# Sugar glider size compared to rat (buying accessories)



## zurfaces (Jan 16, 2013)

I need to know what size a sugar glider is compared to a rat. I'm looking at fun stuff on etsy but I don't want to buy something and it be too small for my ratties. Thanks


----------



## Rumy91989 (Dec 31, 2012)

They're actually about the same size. Gliders, ferretts, degus, chinchillas and rats all use similar size accessories


----------



## JLSaufl (Jan 20, 2013)

They're little...about the size of a gerbil, they weigh about 4 ounces.  I have a friend who has a couple.


----------



## Rumy91989 (Dec 31, 2012)

Really? The ones I've seen looked like female rats. Ooops!


----------



## JLSaufl (Jan 20, 2013)

Yep, little...the males may be a little bigger than a gerbil but my friend has a colony of 4 girls and they're pretty small.


----------



## zurfaces (Jan 16, 2013)

Thanks  

Sent from Petguide.com Free App


----------



## Hikari (Feb 5, 2013)

They are about the same length wise with tails included, but rats a much bigger than sugar gliders all around.
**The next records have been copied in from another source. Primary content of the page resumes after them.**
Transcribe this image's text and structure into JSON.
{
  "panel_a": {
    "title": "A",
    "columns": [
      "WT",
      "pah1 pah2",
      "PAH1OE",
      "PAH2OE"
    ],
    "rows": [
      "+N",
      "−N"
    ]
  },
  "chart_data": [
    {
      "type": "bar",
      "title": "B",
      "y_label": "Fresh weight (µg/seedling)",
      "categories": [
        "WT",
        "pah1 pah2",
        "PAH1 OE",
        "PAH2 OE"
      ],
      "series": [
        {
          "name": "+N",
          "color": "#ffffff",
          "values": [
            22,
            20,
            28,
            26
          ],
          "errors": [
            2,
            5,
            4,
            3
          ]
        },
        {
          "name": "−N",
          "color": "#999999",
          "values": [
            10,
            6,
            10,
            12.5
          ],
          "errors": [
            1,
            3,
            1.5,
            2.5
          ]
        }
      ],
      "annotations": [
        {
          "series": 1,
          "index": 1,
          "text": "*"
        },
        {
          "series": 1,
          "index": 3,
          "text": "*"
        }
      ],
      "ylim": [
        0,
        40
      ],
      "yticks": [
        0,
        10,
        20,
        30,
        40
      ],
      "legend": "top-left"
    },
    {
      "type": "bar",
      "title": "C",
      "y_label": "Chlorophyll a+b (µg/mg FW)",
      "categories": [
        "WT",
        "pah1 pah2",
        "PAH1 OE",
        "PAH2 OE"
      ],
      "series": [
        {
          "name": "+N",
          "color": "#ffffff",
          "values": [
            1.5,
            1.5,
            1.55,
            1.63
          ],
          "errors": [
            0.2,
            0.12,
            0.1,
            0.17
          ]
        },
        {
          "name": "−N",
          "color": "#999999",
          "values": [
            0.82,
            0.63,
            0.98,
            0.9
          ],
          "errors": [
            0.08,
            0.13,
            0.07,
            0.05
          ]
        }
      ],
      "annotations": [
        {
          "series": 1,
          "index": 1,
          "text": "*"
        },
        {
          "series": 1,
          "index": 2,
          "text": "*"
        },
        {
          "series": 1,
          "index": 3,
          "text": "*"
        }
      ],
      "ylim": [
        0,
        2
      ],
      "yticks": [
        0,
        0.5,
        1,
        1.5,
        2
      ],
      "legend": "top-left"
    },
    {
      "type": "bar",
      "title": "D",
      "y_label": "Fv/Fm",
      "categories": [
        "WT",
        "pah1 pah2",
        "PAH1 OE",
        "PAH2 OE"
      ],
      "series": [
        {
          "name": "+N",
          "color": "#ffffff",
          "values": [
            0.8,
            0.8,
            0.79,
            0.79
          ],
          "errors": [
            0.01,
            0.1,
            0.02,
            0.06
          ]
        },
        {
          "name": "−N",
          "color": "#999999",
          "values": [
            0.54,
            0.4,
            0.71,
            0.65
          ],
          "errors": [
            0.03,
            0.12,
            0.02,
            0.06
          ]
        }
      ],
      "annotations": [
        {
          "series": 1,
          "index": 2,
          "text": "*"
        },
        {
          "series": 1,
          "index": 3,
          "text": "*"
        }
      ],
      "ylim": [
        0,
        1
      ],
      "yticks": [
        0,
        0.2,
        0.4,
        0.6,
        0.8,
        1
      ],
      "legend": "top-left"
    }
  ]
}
Some of my sugar glider and rat stuff can be interchanged, but on average I make my rats stuff a few inches bigger. Sugar gliders curl up in little balls when they sleep and wrap their tail around themselves and like being in more closed in environments, rats just don't curl up like sugar gliders, so making their stuff bigger allows for them to stretch out.


----------